Categorical data are presented as numbers and percentages. Continuous data with a non-normal distribution are expressed as medians and interquartile ranges, whereas those with a normal distribution are presented as averages and standard deviations. Statistical analyses were conducted using SPSS v21.0 software (SPSS, Chicago, IL, United States). Categorical data were analyzed using chi-square or Fisher’s exact tests. Continuous data were evaluated using a Mann–Whitney U test and Pearson correlation analysis, whereas paired data were tested using a Wilcoxon rank-sum test. Receiver operating characteristic curves were plotted, and the area under the curve was calculated. Statistical significance was set at P < 0.05.

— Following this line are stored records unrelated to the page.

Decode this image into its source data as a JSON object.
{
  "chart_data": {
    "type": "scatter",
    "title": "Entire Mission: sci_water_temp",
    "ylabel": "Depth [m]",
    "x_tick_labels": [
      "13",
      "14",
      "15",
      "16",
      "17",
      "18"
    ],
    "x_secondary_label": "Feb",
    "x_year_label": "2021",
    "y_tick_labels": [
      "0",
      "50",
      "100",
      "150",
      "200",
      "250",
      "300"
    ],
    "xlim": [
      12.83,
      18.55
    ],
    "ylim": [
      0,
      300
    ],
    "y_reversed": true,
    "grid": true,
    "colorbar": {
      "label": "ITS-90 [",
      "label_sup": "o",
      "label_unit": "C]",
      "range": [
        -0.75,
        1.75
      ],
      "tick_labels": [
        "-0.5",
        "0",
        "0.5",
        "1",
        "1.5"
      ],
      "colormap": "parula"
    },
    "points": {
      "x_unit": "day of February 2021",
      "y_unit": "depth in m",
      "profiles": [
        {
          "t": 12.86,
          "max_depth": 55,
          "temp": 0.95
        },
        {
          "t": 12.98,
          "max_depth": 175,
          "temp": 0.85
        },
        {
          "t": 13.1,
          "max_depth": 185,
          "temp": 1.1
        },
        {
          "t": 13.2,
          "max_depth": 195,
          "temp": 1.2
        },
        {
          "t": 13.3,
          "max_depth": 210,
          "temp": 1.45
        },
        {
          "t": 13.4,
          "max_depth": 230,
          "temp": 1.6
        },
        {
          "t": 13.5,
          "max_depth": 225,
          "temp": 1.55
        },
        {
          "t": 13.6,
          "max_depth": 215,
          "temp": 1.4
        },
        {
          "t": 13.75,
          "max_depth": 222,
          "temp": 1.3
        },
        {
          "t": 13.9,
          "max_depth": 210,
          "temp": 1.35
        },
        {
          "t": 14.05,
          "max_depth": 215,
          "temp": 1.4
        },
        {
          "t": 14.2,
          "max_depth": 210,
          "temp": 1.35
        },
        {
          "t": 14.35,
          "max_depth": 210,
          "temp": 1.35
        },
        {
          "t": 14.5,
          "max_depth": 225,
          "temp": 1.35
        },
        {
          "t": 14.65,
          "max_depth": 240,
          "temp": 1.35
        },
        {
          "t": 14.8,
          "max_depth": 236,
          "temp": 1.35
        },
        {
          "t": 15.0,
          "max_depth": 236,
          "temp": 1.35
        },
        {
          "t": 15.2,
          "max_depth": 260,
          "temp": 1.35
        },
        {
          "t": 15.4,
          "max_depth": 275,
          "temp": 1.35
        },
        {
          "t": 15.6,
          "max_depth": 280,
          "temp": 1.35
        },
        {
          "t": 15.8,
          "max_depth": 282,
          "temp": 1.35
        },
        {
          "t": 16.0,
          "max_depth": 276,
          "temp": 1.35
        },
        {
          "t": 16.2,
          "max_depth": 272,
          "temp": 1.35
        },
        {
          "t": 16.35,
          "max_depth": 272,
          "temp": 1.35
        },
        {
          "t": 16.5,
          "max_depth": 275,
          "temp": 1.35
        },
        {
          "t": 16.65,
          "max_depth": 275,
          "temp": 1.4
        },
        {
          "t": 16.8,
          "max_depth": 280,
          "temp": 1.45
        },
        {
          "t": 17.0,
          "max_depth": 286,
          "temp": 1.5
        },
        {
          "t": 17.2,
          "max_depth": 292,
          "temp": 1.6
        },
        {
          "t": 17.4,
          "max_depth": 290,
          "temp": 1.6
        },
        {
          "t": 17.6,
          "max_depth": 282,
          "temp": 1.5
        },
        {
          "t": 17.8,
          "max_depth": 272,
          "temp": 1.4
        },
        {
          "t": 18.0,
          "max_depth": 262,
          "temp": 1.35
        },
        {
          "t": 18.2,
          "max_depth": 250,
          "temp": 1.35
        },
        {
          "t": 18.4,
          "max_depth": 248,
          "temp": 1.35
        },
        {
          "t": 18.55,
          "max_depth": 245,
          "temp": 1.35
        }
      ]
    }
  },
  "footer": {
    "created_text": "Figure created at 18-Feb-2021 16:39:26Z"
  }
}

Alpha diversity was quantified at the operational taxonomic units (OTU) level using the Chao1 index, testing for significant differences with analysis of variance (ANOVA) followed by a Tukey post hoc test. For beta diversity, we performed principal coordinates analysis (PCoA) using Bray–Curtis dissimilarity at the OTU level and determined significant differences among groups using analysis of similarities (ANOSIM). A Wilcoxon rank-sum test was used to determine differences in microbial/functional composition between two groups. Three group-wise comparisons were performed using Kruskal–Wallis testing.

Mappings were created using GraphPad Prism v7.0 (GraphPad Software Inc., CA, United States) and Adobe Illustrator CC 22.0 (Adobe, San Jose, CA, United States) software, and created in the cloud platform of Majorbio Bio-Pharm Technology Co. Ltd.